21 responses to “Half of league spent above the cap in 2017

  1. “half of the teams spent more than the cap, and another half of the teams were under it.” What about the other half…three halves make a whole!

  2. Jerrah must be socking away some cash before selling the Cowboys.

    Can someone tell me why the lie about the Patriots being cheap persists?

  3. Dear Patriot fans claiming that the cap-strapped Eagles cannot possibly sustain their current winning ways: please note that the Eagles are not even close to being among the league’s worst offenders, and…oh dear…there they are, only one notch higher above the cap limit than your own precious team.

  4. “Dear Patriot fans claiming that the cap-strapped Eagles cannot possibly sustain their current winning ways”

    Haven’t seen many Patriots fans making that claim. I’ve seen fans of other NFCE teams doing so, I’ve seen a couple of the fake Pats fans here doing so, but not the real Pats fans.

    If you’re not aware, there are several people who pretend to be fans of other teams, not just the Pats, that constantly make very obnoxious posts as a Pats or other fan to create resentment against a team they don’t like. Sad and pathetic but that’s life if social media these days.
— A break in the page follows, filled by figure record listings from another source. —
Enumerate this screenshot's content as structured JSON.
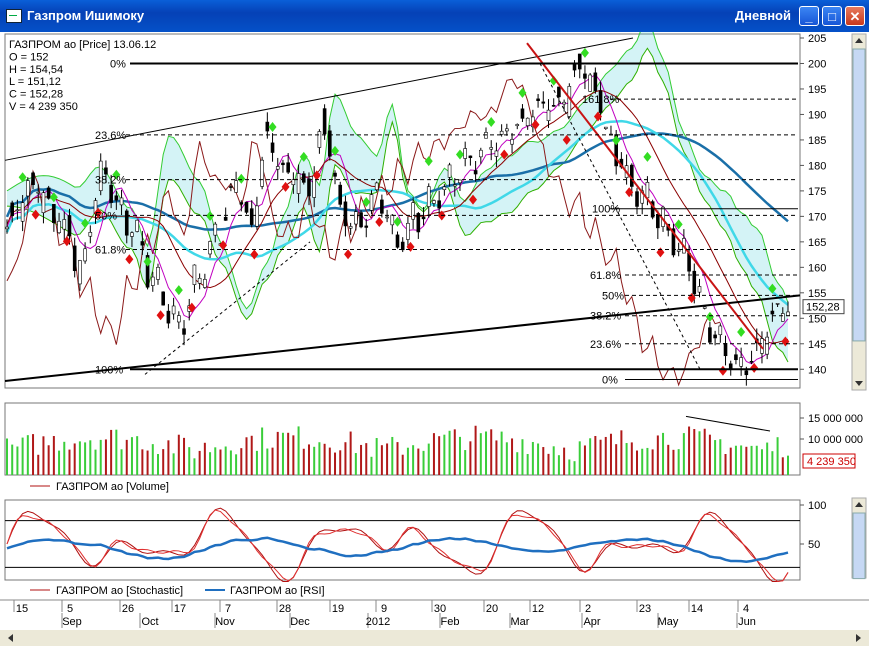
{
  "window": {
    "title": "Газпром Ишимоку",
    "mode": "Дневной"
  },
  "price_panel": {
    "header": [
      "ГАЗПРОМ ао [Price] 13.06.12",
      "O = 152",
      "H = 154,54",
      "L = 151,12",
      "C = 152,28",
      "V = 4 239 350"
    ],
    "last_price_label": "152,28",
    "fib_top": [
      "0%",
      "23.6%",
      "38.2%",
      "50%",
      "61.8%",
      "100%"
    ],
    "fib_upper": [
      "161.8%",
      "100%"
    ],
    "fib_bottom": [
      "61.8%",
      "50%",
      "38.2%",
      "23.6%",
      "0%"
    ]
  },
  "volume_panel": {
    "legend": "ГАЗПРОМ ао [Volume]",
    "axis_labels": [
      "15 000 000",
      "10 000 000"
    ],
    "last_volume_label": "4 239 350"
  },
  "osc_panel": {
    "legend_stochastic": "ГАЗПРОМ ао [Stochastic]",
    "legend_rsi": "ГАЗПРОМ ао [RSI]",
    "axis_labels": [
      "100",
      "50"
    ]
  },
  "colors": {
    "price_up": "#000000",
    "stochastic": "#b01010",
    "rsi": "#1f6fc0",
    "trend_down": "#c81414",
    "kumo": "#33cc33",
    "kumo_fill": "#3ad0e0",
    "ma_slow": "#1a6fa8",
    "ma_fast": "#40d8e8",
    "tenkan": "#8b0000",
    "kijun": "#c000c0"
  },
  "chart_data": {
    "type": "candlestick",
    "instrument": "ГАЗПРОМ ао",
    "ylim": [
      137,
      205
    ],
    "y_ticks": [
      205,
      200,
      195,
      190,
      185,
      180,
      175,
      170,
      165,
      160,
      155,
      150,
      145,
      140
    ],
    "x_day_labels": [
      "15",
      "5",
      "26",
      "17",
      "7",
      "28",
      "19",
      "9",
      "30",
      "20",
      "12",
      "2",
      "23",
      "14",
      "4"
    ],
    "x_month_labels": [
      "Sep",
      "Oct",
      "Nov",
      "Dec",
      "2012",
      "Feb",
      "Mar",
      "Apr",
      "May",
      "Jun"
    ],
    "anchors": [
      [
        0,
        169
      ],
      [
        10,
        176
      ],
      [
        22,
        168
      ],
      [
        28,
        159
      ],
      [
        36,
        178
      ],
      [
        48,
        168
      ],
      [
        56,
        158
      ],
      [
        66,
        148
      ],
      [
        74,
        158
      ],
      [
        80,
        166
      ],
      [
        88,
        176
      ],
      [
        94,
        168
      ],
      [
        100,
        185
      ],
      [
        108,
        178
      ],
      [
        116,
        176
      ],
      [
        122,
        188
      ],
      [
        128,
        172
      ],
      [
        134,
        168
      ],
      [
        142,
        174
      ],
      [
        150,
        165
      ],
      [
        158,
        170
      ],
      [
        166,
        174
      ],
      [
        176,
        180
      ],
      [
        186,
        184
      ],
      [
        196,
        188
      ],
      [
        206,
        191
      ],
      [
        214,
        194
      ],
      [
        220,
        200
      ],
      [
        226,
        194
      ],
      [
        234,
        182
      ],
      [
        242,
        175
      ],
      [
        250,
        171
      ],
      [
        256,
        165
      ],
      [
        262,
        160
      ],
      [
        270,
        148
      ],
      [
        276,
        143
      ],
      [
        282,
        140
      ],
      [
        288,
        143
      ],
      [
        294,
        150
      ],
      [
        300,
        152
      ]
    ],
    "volume_ylim": [
      0,
      16000000
    ],
    "osc_ylim": [
      0,
      100
    ],
    "osc_levels": [
      80,
      20
    ]
  }
}
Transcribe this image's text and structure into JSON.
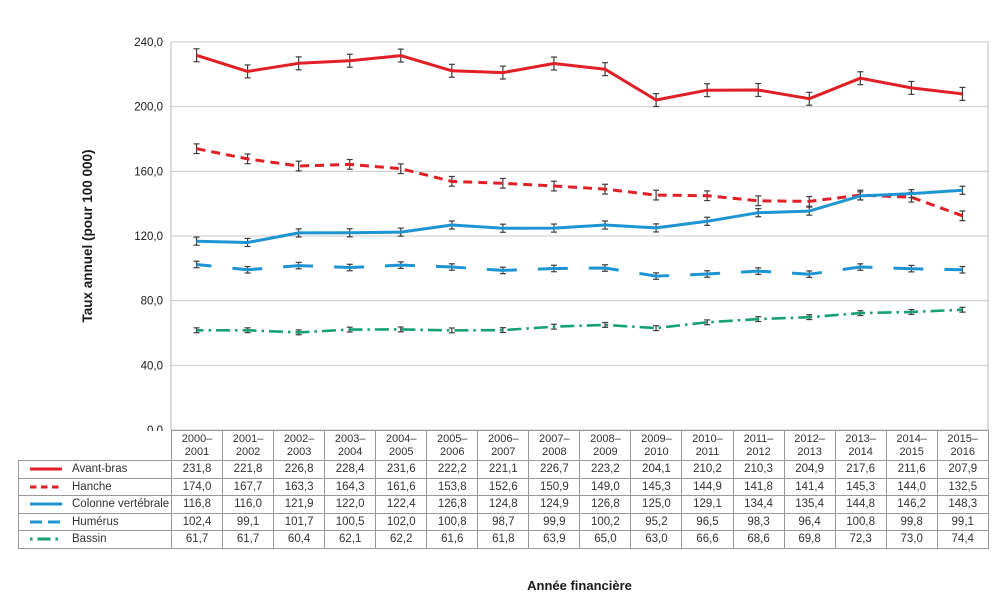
{
  "figure": {
    "ylabel": "Taux annuel (pour 100 000)",
    "xlabel": "Année financière"
  },
  "chart_data": {
    "type": "line",
    "title": "",
    "xlabel": "Année financière",
    "ylabel": "Taux annuel (pour 100 000)",
    "ylim": [
      0,
      240
    ],
    "ytick_step": 40,
    "ytick_labels": [
      "0,0",
      "40,0",
      "80,0",
      "120,0",
      "160,0",
      "200,0",
      "240,0"
    ],
    "grid": "horizontal",
    "legend_position": "table-left",
    "error_bars": true,
    "categories": [
      "2000–2001",
      "2001–2002",
      "2002–2003",
      "2003–2004",
      "2004–2005",
      "2005–2006",
      "2006–2007",
      "2007–2008",
      "2008–2009",
      "2009–2010",
      "2010–2011",
      "2011–2012",
      "2012–2013",
      "2013–2014",
      "2014–2015",
      "2015–2016"
    ],
    "series": [
      {
        "name": "Avant-bras",
        "color": "#e02026",
        "dash": "solid",
        "values": [
          231.8,
          221.8,
          226.8,
          228.4,
          231.6,
          222.2,
          221.1,
          226.7,
          223.2,
          204.1,
          210.2,
          210.3,
          204.9,
          217.6,
          211.6,
          207.9
        ],
        "error_bar": 4.0
      },
      {
        "name": "Hanche",
        "color": "#e02026",
        "dash": "dashed",
        "values": [
          174.0,
          167.7,
          163.3,
          164.3,
          161.6,
          153.8,
          152.6,
          150.9,
          149.0,
          145.3,
          144.9,
          141.8,
          141.4,
          145.3,
          144.0,
          132.5
        ],
        "error_bar": 3.0
      },
      {
        "name": "Colonne vertébrale",
        "color": "#1e94d2",
        "dash": "solid",
        "values": [
          116.8,
          116.0,
          121.9,
          122.0,
          122.4,
          126.8,
          124.8,
          124.9,
          126.8,
          125.0,
          129.1,
          134.4,
          135.4,
          144.8,
          146.2,
          148.3
        ],
        "error_bar": 2.5
      },
      {
        "name": "Humérus",
        "color": "#1e94d2",
        "dash": "long-dash",
        "values": [
          102.4,
          99.1,
          101.7,
          100.5,
          102.0,
          100.8,
          98.7,
          99.9,
          100.2,
          95.2,
          96.5,
          98.3,
          96.4,
          100.8,
          99.8,
          99.1
        ],
        "error_bar": 2.0
      },
      {
        "name": "Bassin",
        "color": "#17a076",
        "dash": "dash-dot",
        "values": [
          61.7,
          61.7,
          60.4,
          62.1,
          62.2,
          61.6,
          61.8,
          63.9,
          65.0,
          63.0,
          66.6,
          68.6,
          69.8,
          72.3,
          73.0,
          74.4
        ],
        "error_bar": 1.5
      }
    ],
    "value_format": "comma-decimal-1"
  },
  "colors": {
    "grid": "#c9c9c9",
    "axis_frame": "#b9b9b9",
    "error_bar": "#3d3d3d",
    "table_border": "#999999",
    "text": "#1a1a1a"
  }
}
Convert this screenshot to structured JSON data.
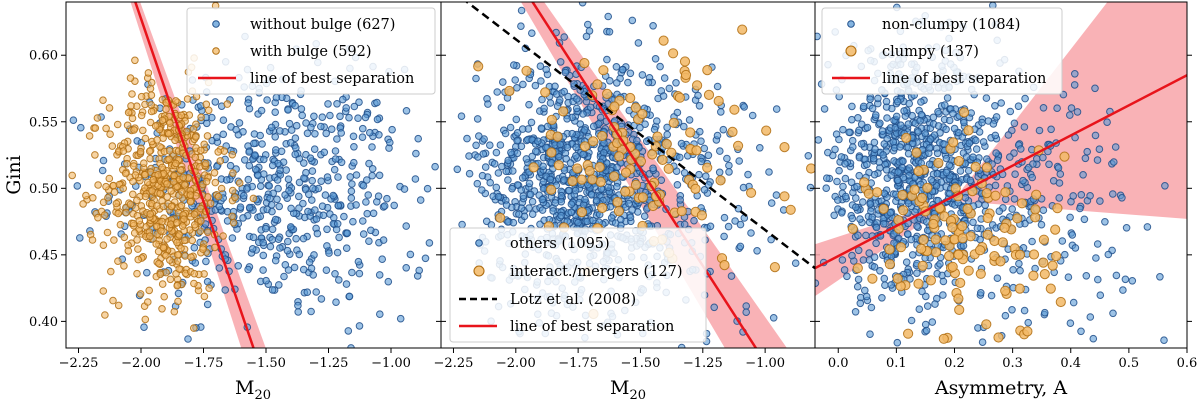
{
  "figure": {
    "type": "scatter",
    "ylabel": "Gini",
    "panels": 3
  },
  "chart_data": [
    {
      "type": "scatter",
      "xlabel": "M",
      "xlabel_sub": "20",
      "ylabel": "Gini",
      "xlim": [
        -2.3,
        -0.8
      ],
      "ylim": [
        0.38,
        0.64
      ],
      "xticks": [
        -2.25,
        -2.0,
        -1.75,
        -1.5,
        -1.25,
        -1.0
      ],
      "xtick_labels": [
        "−2.25",
        "−2.00",
        "−1.75",
        "−1.50",
        "−1.25",
        "−1.00"
      ],
      "yticks": [
        0.4,
        0.45,
        0.5,
        0.55,
        0.6
      ],
      "ytick_labels": [
        "0.40",
        "0.45",
        "0.50",
        "0.55",
        "0.60"
      ],
      "legend_position": "top-right",
      "series": [
        {
          "name": "without bulge (627)",
          "kind": "points",
          "color": "#5b9bd5",
          "edge": "#1f4e8a",
          "count": 627,
          "clusters": [
            {
              "cx": -1.55,
              "cy": 0.5,
              "sx": 0.28,
              "sy": 0.045,
              "n": 500
            },
            {
              "cx": -1.2,
              "cy": 0.49,
              "sx": 0.18,
              "sy": 0.05,
              "n": 127
            }
          ]
        },
        {
          "name": "with bulge (592)",
          "kind": "points",
          "color": "#f2b866",
          "edge": "#b06d10",
          "count": 592,
          "clusters": [
            {
              "cx": -1.9,
              "cy": 0.5,
              "sx": 0.12,
              "sy": 0.04,
              "n": 592
            }
          ]
        },
        {
          "name": "line of best separation",
          "kind": "line",
          "color": "#e8141b",
          "x": [
            -2.05,
            -1.55
          ],
          "y": [
            0.655,
            0.38
          ],
          "band_width_x": 0.035
        }
      ]
    },
    {
      "type": "scatter",
      "xlabel": "M",
      "xlabel_sub": "20",
      "xlim": [
        -2.3,
        -0.8
      ],
      "ylim": [
        0.38,
        0.64
      ],
      "xticks": [
        -2.25,
        -2.0,
        -1.75,
        -1.5,
        -1.25,
        -1.0
      ],
      "xtick_labels": [
        "−2.25",
        "−2.00",
        "−1.75",
        "−1.50",
        "−1.25",
        "−1.00"
      ],
      "yticks": [
        0.4,
        0.45,
        0.5,
        0.55,
        0.6
      ],
      "legend_position": "bottom-center",
      "series": [
        {
          "name": "others (1095)",
          "kind": "points",
          "color": "#5b9bd5",
          "edge": "#1f4e8a",
          "count": 1095,
          "clusters": [
            {
              "cx": -1.75,
              "cy": 0.51,
              "sx": 0.2,
              "sy": 0.045,
              "n": 900
            },
            {
              "cx": -1.35,
              "cy": 0.5,
              "sx": 0.25,
              "sy": 0.05,
              "n": 195
            }
          ]
        },
        {
          "name": "interact./mergers (127)",
          "kind": "points",
          "color": "#f2b866",
          "edge": "#b06d10",
          "count": 127,
          "clusters": [
            {
              "cx": -1.5,
              "cy": 0.52,
              "sx": 0.3,
              "sy": 0.045,
              "n": 127
            }
          ]
        },
        {
          "name": "Lotz et al. (2008)",
          "kind": "dashed-line",
          "color": "#000000",
          "x": [
            -2.3,
            -0.8
          ],
          "y": [
            0.655,
            0.44
          ]
        },
        {
          "name": "line of best separation",
          "kind": "line",
          "color": "#e8141b",
          "x": [
            -1.95,
            -1.02
          ],
          "y": [
            0.645,
            0.375
          ],
          "band_width_x": 0.09
        }
      ]
    },
    {
      "type": "scatter",
      "xlabel": "Asymmetry, A",
      "xlim": [
        -0.04,
        0.6
      ],
      "ylim": [
        0.38,
        0.64
      ],
      "xticks": [
        0.0,
        0.1,
        0.2,
        0.3,
        0.4,
        0.5,
        0.6
      ],
      "xtick_labels": [
        "0.0",
        "0.1",
        "0.2",
        "0.3",
        "0.4",
        "0.5",
        "0.6"
      ],
      "yticks": [
        0.4,
        0.45,
        0.5,
        0.55,
        0.6
      ],
      "legend_position": "top-left",
      "series": [
        {
          "name": "non-clumpy (1084)",
          "kind": "points",
          "color": "#5b9bd5",
          "edge": "#1f4e8a",
          "count": 1084,
          "clusters": [
            {
              "cx": 0.12,
              "cy": 0.51,
              "sx": 0.08,
              "sy": 0.045,
              "n": 800
            },
            {
              "cx": 0.3,
              "cy": 0.49,
              "sx": 0.1,
              "sy": 0.05,
              "n": 284
            }
          ]
        },
        {
          "name": "clumpy (137)",
          "kind": "points",
          "color": "#f2b866",
          "edge": "#b06d10",
          "count": 137,
          "clusters": [
            {
              "cx": 0.22,
              "cy": 0.46,
              "sx": 0.08,
              "sy": 0.04,
              "n": 137
            }
          ]
        },
        {
          "name": "line of best separation",
          "kind": "line",
          "color": "#e8141b",
          "x": [
            -0.04,
            0.6
          ],
          "y": [
            0.44,
            0.585
          ],
          "band_spread": 0.06
        }
      ]
    }
  ]
}
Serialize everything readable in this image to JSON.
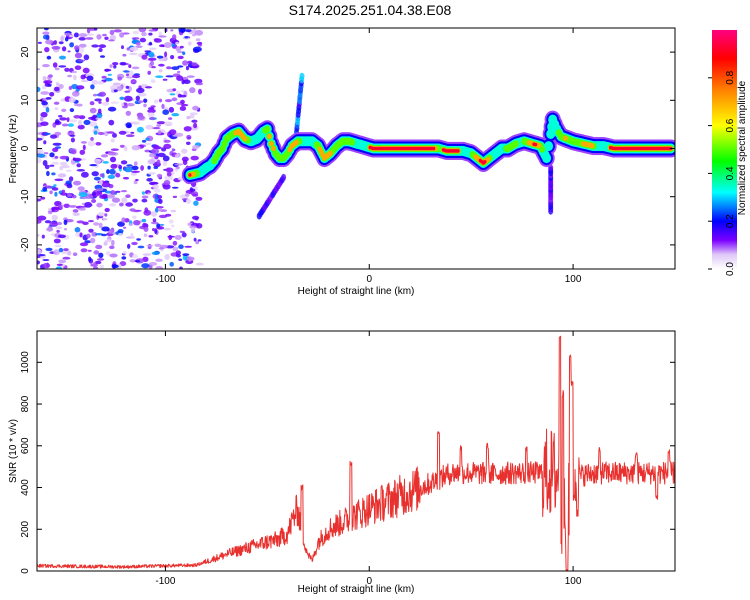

  5. Another interesting fact is that the teams that overspent….there’s a lot that haven’t been successful. The success or lack of is spread out across the list but there doesn’t seem to be a high correlation between those that overspent to their success on the field.

  6. Why is there a cap if you can go over it? The 16 teams that went over. what is their punishment?


    This is CASH spent….Signing bonuses can be spread out over the life of the contract which lowers the cap charge relative to the cash spent.

    Cash spent and Cap charges are two different things.

  7. Good Grief!, once again the hapless, helpless Lions lead the pack in a way nobody ever wants to. They could double the cap for the Lions only and they still couldn’t put together a strong team. Anyone who laments their team only need to look to the Lions to immediately feel better about your state NFL Team.

  8. I am not even sure what this means. I can see exceeding the cap, but do not understand how you could spend less? Why would you spend less? What are you saving for? Unless you spend less because of past prorated deals you are compensating for. This may explain why the Cowboys are the 32nd ranked team.

  9. doug ablitt says:
    February 26, 2018 at 3:04 pm
    something obvious

    Teams spending above or near the cap were competitive, those below sucked


    That was a joke, right?

  10. This doesn’t take into account dead money. The Ravens have mortgaged the future for so long and this doesn’t begin to tell the story. 18M under the cap? I don’t think so, Ozzie.

  11. I can’t believe the number of non football fans on here that don’t understand the difference between cash and cap!